There's plenty of blather about context and relevance in the mobile industry at the moment, but both could be usefully applied more to the current and next generation of app stores.
Developers don't judge a smartphone platform by the power of its handsets or the 3D wizardry of its menus. They judge it by how much money they can make on its store. Apple has set the bar high, but the strong message we got from developers this week is that they'd like to see more of its rivals making serious efforts to vault it.
7. Microsoft makes waves with Windows Phone
There was, it's fair to say, a lack of really big news at MWC this year. Apple wasn't there, obviously, but with Nokia and RIM focused on services and developers respectively, stop-the-press moments were relatively scarce.
For that reason, Windows Phone 7 Series was a genuine big reveal that held people's attention throughout the show. It's a big leap on from previous versions of Microsoft's smartphone OS, with appreciable thought having been put into what a post-iPhone UI should look and feel like.
Games developers are particularly excited about the Xbox Live aspect, although Microsoft is keeping most of the details under its hat until next month's MIX conference. One question is whether it'll be much easier to port Xbox Live Arcade games to Windows Phone than it will to port, say, iPhone games. If developers are too tied into Microsoft's own tools, it'll be a bigger risk for the mobile crowd to support the platform.
8. Mobile advertising 2.0
Sorry, that's a dreadful phrase. And if we're being accurate, we're probably on mobile advertising 7.6 by now. But there was some interesting chatter at MWC about how mobile ads will evolve this year and beyond.
AdMob's Russell Buckley told ME about the success his company is having with video ads, while wondering out loud what role advertising will play in augmented reality applications in years to come.
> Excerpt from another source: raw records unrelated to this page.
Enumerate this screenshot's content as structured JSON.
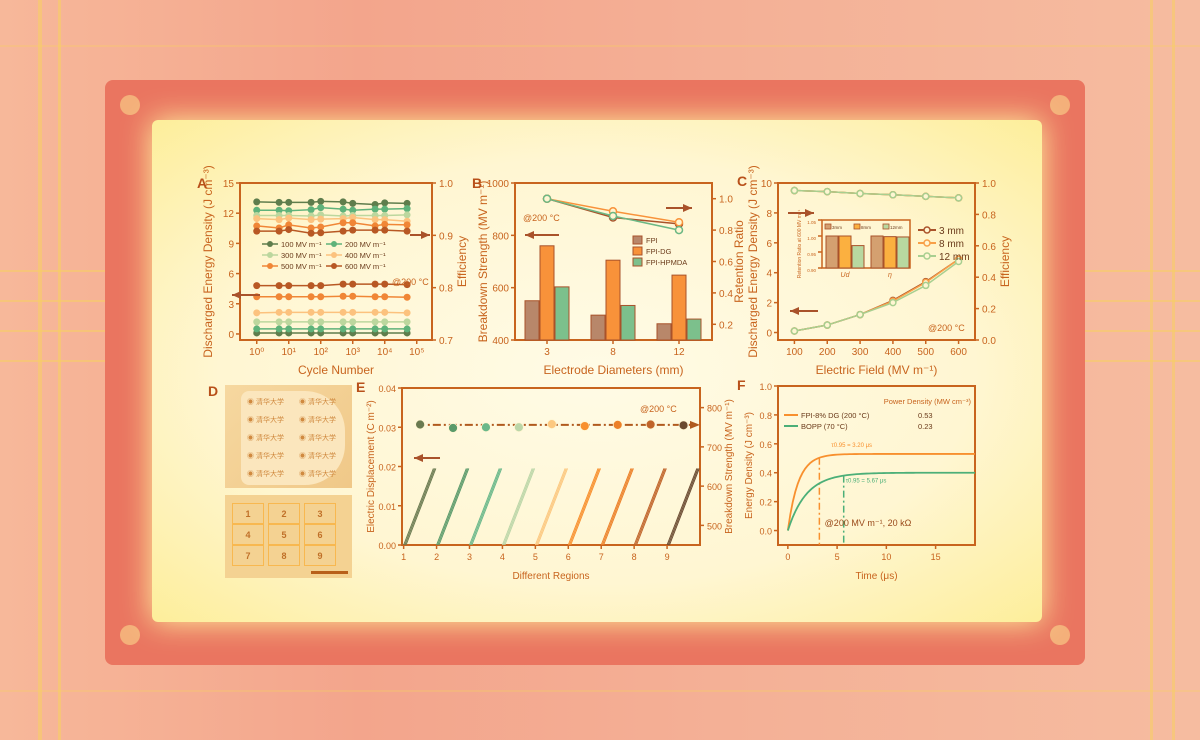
{
  "colors": {
    "axis": "#c8641e",
    "brown": "#a9522a",
    "panel": "#fff6d2"
  },
  "panel_labels": [
    "A",
    "B",
    "C",
    "D",
    "E",
    "F"
  ],
  "photo_d": {
    "grid_numbers": [
      "1",
      "2",
      "3",
      "4",
      "5",
      "6",
      "7",
      "8",
      "9"
    ],
    "logo_text": "清华大学"
  },
  "chart_data": [
    {
      "id": "A",
      "type": "line",
      "xlabel": "Cycle Number",
      "ylabel": "Discharged Energy Density (J cm⁻³)",
      "y2label": "Efficiency",
      "xscale": "log",
      "xlim": [
        0.3,
        300000
      ],
      "ylim": [
        -0.6,
        15
      ],
      "y2lim": [
        0.7,
        1.0
      ],
      "xticks": [
        1,
        10,
        100,
        1000,
        10000,
        100000
      ],
      "xticklabels": [
        "10⁰",
        "10¹",
        "10²",
        "10³",
        "10⁴",
        "10⁵"
      ],
      "yticks": [
        0,
        3,
        6,
        9,
        12,
        15
      ],
      "y2ticks": [
        0.7,
        0.8,
        0.9,
        1.0
      ],
      "y2ticklabels": [
        "0.7",
        "0.8",
        "0.9",
        "1.0"
      ],
      "annotation": "@200 °C",
      "x": [
        1,
        5,
        10,
        50,
        100,
        500,
        1000,
        5000,
        10000,
        50000
      ],
      "series": [
        {
          "name": "100 MV m⁻¹",
          "color": "#5f7d4c",
          "energy": [
            0.1,
            0.1,
            0.1,
            0.1,
            0.1,
            0.1,
            0.1,
            0.1,
            0.1,
            0.1
          ],
          "efficiency": [
            0.964,
            0.963,
            0.963,
            0.963,
            0.965,
            0.964,
            0.961,
            0.959,
            0.962,
            0.961
          ]
        },
        {
          "name": "200 MV m⁻¹",
          "color": "#5fb27a",
          "energy": [
            0.5,
            0.5,
            0.5,
            0.5,
            0.5,
            0.5,
            0.5,
            0.5,
            0.5,
            0.5
          ],
          "efficiency": [
            0.948,
            0.948,
            0.947,
            0.949,
            0.953,
            0.95,
            0.948,
            0.95,
            0.95,
            0.951
          ]
        },
        {
          "name": "300 MV m⁻¹",
          "color": "#bcd79e",
          "energy": [
            1.2,
            1.2,
            1.2,
            1.2,
            1.2,
            1.2,
            1.2,
            1.2,
            1.2,
            1.2
          ],
          "efficiency": [
            0.938,
            0.938,
            0.938,
            0.937,
            0.939,
            0.937,
            0.938,
            0.938,
            0.938,
            0.939
          ]
        },
        {
          "name": "400 MV m⁻¹",
          "color": "#fcc27e",
          "energy": [
            2.1,
            2.15,
            2.15,
            2.15,
            2.15,
            2.15,
            2.15,
            2.15,
            2.15,
            2.1
          ],
          "efficiency": [
            0.932,
            0.93,
            0.933,
            0.93,
            0.931,
            0.932,
            0.934,
            0.93,
            0.93,
            0.927
          ]
        },
        {
          "name": "500 MV m⁻¹",
          "color": "#f08636",
          "energy": [
            3.7,
            3.7,
            3.7,
            3.7,
            3.7,
            3.75,
            3.75,
            3.7,
            3.7,
            3.65
          ],
          "efficiency": [
            0.918,
            0.914,
            0.92,
            0.914,
            0.916,
            0.924,
            0.924,
            0.918,
            0.921,
            0.92
          ]
        },
        {
          "name": "600 MV m⁻¹",
          "color": "#b85824",
          "energy": [
            4.8,
            4.8,
            4.8,
            4.8,
            4.8,
            4.95,
            4.95,
            4.95,
            4.95,
            4.9
          ],
          "efficiency": [
            0.908,
            0.908,
            0.911,
            0.904,
            0.905,
            0.908,
            0.91,
            0.91,
            0.91,
            0.908
          ]
        }
      ]
    },
    {
      "id": "B",
      "type": "bar",
      "xlabel": "Electrode Diameters (mm)",
      "ylabel": "Breakdown Strength (MV m⁻¹)",
      "y2label": "Retention Ratio",
      "categories": [
        "3",
        "8",
        "12"
      ],
      "ylim": [
        400,
        1000
      ],
      "yticks": [
        400,
        600,
        800,
        1000
      ],
      "y2lim": [
        0.1,
        1.1
      ],
      "y2ticks": [
        0.2,
        0.4,
        0.6,
        0.8,
        1.0
      ],
      "y2ticklabels": [
        "0.2",
        "0.4",
        "0.6",
        "0.8",
        "1.0"
      ],
      "annotation": "@200 °C",
      "series": [
        {
          "name": "FPI",
          "color": "#b8876a",
          "line_color": "#a9522a",
          "values": [
            550,
            495,
            462
          ],
          "retention": [
            1.0,
            0.88,
            0.84
          ]
        },
        {
          "name": "FPI-DG",
          "color": "#f8923a",
          "line_color": "#f8923a",
          "values": [
            760,
            705,
            648
          ],
          "retention": [
            1.0,
            0.92,
            0.85
          ]
        },
        {
          "name": "FPI-HPMDA",
          "color": "#7cc08c",
          "line_color": "#6cb884",
          "values": [
            603,
            532,
            480
          ],
          "retention": [
            1.0,
            0.89,
            0.8
          ]
        }
      ]
    },
    {
      "id": "C",
      "type": "line",
      "xlabel": "Electric Field (MV m⁻¹)",
      "ylabel": "Discharged Energy Density (J cm⁻³)",
      "y2label": "Efficiency",
      "x": [
        100,
        200,
        300,
        400,
        500,
        600
      ],
      "xlim": [
        50,
        650
      ],
      "ylim": [
        -0.5,
        10
      ],
      "y2lim": [
        0,
        1
      ],
      "yticks": [
        0,
        2,
        4,
        6,
        8,
        10
      ],
      "y2ticks": [
        0,
        0.2,
        0.4,
        0.6,
        0.8,
        1.0
      ],
      "y2ticklabels": [
        "0.0",
        "0.2",
        "0.4",
        "0.6",
        "0.8",
        "1.0"
      ],
      "annotation": "@200 °C",
      "series": [
        {
          "name": "3 mm",
          "color": "#a9522a",
          "energy": [
            0.1,
            0.5,
            1.2,
            2.15,
            3.4,
            4.9
          ],
          "efficiency": [
            0.952,
            0.945,
            0.933,
            0.925,
            0.915,
            0.905
          ]
        },
        {
          "name": "8 mm",
          "color": "#f8a048",
          "energy": [
            0.1,
            0.5,
            1.2,
            2.1,
            3.35,
            4.9
          ],
          "efficiency": [
            0.952,
            0.945,
            0.933,
            0.925,
            0.915,
            0.905
          ]
        },
        {
          "name": "12 mm",
          "color": "#a8cf90",
          "energy": [
            0.1,
            0.5,
            1.2,
            2.0,
            3.15,
            4.75
          ],
          "efficiency": [
            0.952,
            0.945,
            0.933,
            0.925,
            0.915,
            0.905
          ]
        }
      ],
      "inset": {
        "type": "bar",
        "ylabel": "Retention Ratio at 600 MV m⁻¹",
        "categories": [
          "U_d",
          "η"
        ],
        "ylim": [
          0.9,
          1.05
        ],
        "yticks": [
          "0.90",
          "0.95",
          "1.00",
          "1.05"
        ],
        "series": [
          {
            "name": "3mm",
            "color": "#d4a070",
            "values": [
              1.0,
              1.0
            ]
          },
          {
            "name": "8mm",
            "color": "#fbb040",
            "values": [
              1.0,
              0.998
            ]
          },
          {
            "name": "12mm",
            "color": "#b8d8a0",
            "values": [
              0.97,
              0.997
            ]
          }
        ]
      }
    },
    {
      "id": "E",
      "type": "line",
      "xlabel": "Different Regions",
      "ylabel": "Electric Displacement (C m⁻²)",
      "y2label": "Breakdown Strength (MV m⁻¹)",
      "xlim": [
        0.95,
        10
      ],
      "ylim": [
        0,
        0.04
      ],
      "y2lim": [
        450,
        850
      ],
      "xticks": [
        1,
        2,
        3,
        4,
        5,
        6,
        7,
        8,
        9
      ],
      "yticks": [
        "0.00",
        "0.01",
        "0.02",
        "0.03",
        "0.04"
      ],
      "y2ticks": [
        500,
        600,
        700,
        800
      ],
      "annotation": "@200 °C",
      "regions": [
        {
          "region": 1,
          "color": "#6a7a50",
          "breakdown": 757
        },
        {
          "region": 2,
          "color": "#5a9a6a",
          "breakdown": 748
        },
        {
          "region": 3,
          "color": "#6ab88a",
          "breakdown": 750
        },
        {
          "region": 4,
          "color": "#bcd6a8",
          "breakdown": 750
        },
        {
          "region": 5,
          "color": "#fcc880",
          "breakdown": 758
        },
        {
          "region": 6,
          "color": "#f8902e",
          "breakdown": 753
        },
        {
          "region": 7,
          "color": "#ec8028",
          "breakdown": 756
        },
        {
          "region": 8,
          "color": "#c0642a",
          "breakdown": 757
        },
        {
          "region": 9,
          "color": "#6a4a30",
          "breakdown": 755
        }
      ],
      "max_displacement": 0.0195
    },
    {
      "id": "F",
      "type": "line",
      "xlabel": "Time (μs)",
      "ylabel": "Energy Density (J cm⁻³)",
      "xlim": [
        -1,
        19
      ],
      "ylim": [
        -0.1,
        1.0
      ],
      "xticks": [
        0,
        5,
        10,
        15
      ],
      "yticks": [
        "0.0",
        "0.2",
        "0.4",
        "0.6",
        "0.8",
        "1.0"
      ],
      "annotation": "@200 MV m⁻¹, 20 kΩ",
      "table_header": "Power Density (MW cm⁻³)",
      "series": [
        {
          "name": "FPI-8% DG (200 °C)",
          "color": "#f8902e",
          "plateau": 0.53,
          "t095": 3.2,
          "t095_label": "τ0.95 = 3.20 μs",
          "power_density": "0.53"
        },
        {
          "name": "BOPP (70 °C)",
          "color": "#4caf78",
          "plateau": 0.4,
          "t095": 5.67,
          "t095_label": "τ0.95 = 5.67 μs",
          "power_density": "0.23"
        }
      ]
    }
  ]
}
But the big talking point – although there weren't any announcements on this score – was the plans of the various smartphone platform owners.
Apple owns Quattro Wireless. Google will soon own AdMob assuming the deal isn't derailed. And don't forget that Research In Motion is rolling out its own advertising service, albeit connecting developers up to existing ad networks rather than launching or buying its own. The strategies of these companies and others will define how important ad-supported models become in the mobile apps space.
Also bubbling under at MWC was the sense that virtual coupons and offers may be the first thing to really crack the mobile advertising model. Shazam was talking about its SARA system to let people tag TV ads and get money-off vouchers, Telmap told ME about integrating offers into navigation apps, while on the other side of the Atlantic, social location apps like Foursquare, MyTown and Gowalla are looking to sign more partnerships in this area.
9. Where has all the porn gone?
Remember the first time there was a content hall at Mobile World Congress – or 3GSM as it was known then? The stand imagery and demo videos were famously so filthy, a warning had to be posted on the front door for delegates with strong moral codes (or weak stomachs, given some of the material on show).
Adult content is barely evident at the show now. There was one stand in Hall 7, and Playboy sponsored the MEF party, but that was about it. This isn't necessarily a sign that mobile porn is on its uppers – maybe the companies involved don't need to exhibit at a telecoms conference.
It's not the only sector to have ducked out of MWC though: you could count the number of mobile games companies with stands on one hand too, although there were plenty of games execs wandering around the Fira having meetings.
10. Mobile music takes a back-seat
The biggest music story at Mobile World Congress was Duran Duran's GSMA awards gig, which shows that mobile music is getting considerably less hype than a few years ago.
However, there was stuff to chew over. Spotify's presence emphasized mobile's role in helping it sign up more paying subscribers, while Aspiro was showing off its new white-label music streaming and downloads service, which it says is responding to a demand from operators, particularly those who are also fixed-line ISPs.
The downloads versus streaming thing will be a big issue in 2010 though – tying into the question of whether mobile users want to own music, or simply access it. The offline cacheing feature first introduced by Spotify is fast becoming an essential for streaming music apps, tipping the balance towards access. Yet partnerships like the one between 7Digital and Last.fm on BlackBerry hint at more links between the two worlds – people buying the songs that they've been streaming on their phones.
Incidentally, ME had a chat with Nick Rhodes out of Duran Duran at the MEF party, and it was interesting to hear him say that the band is keen to do something mobile, but focused around connecting with fans rather than flogging them music. It's a sign of a change in how artists (and the rest of the music industry) see mobile.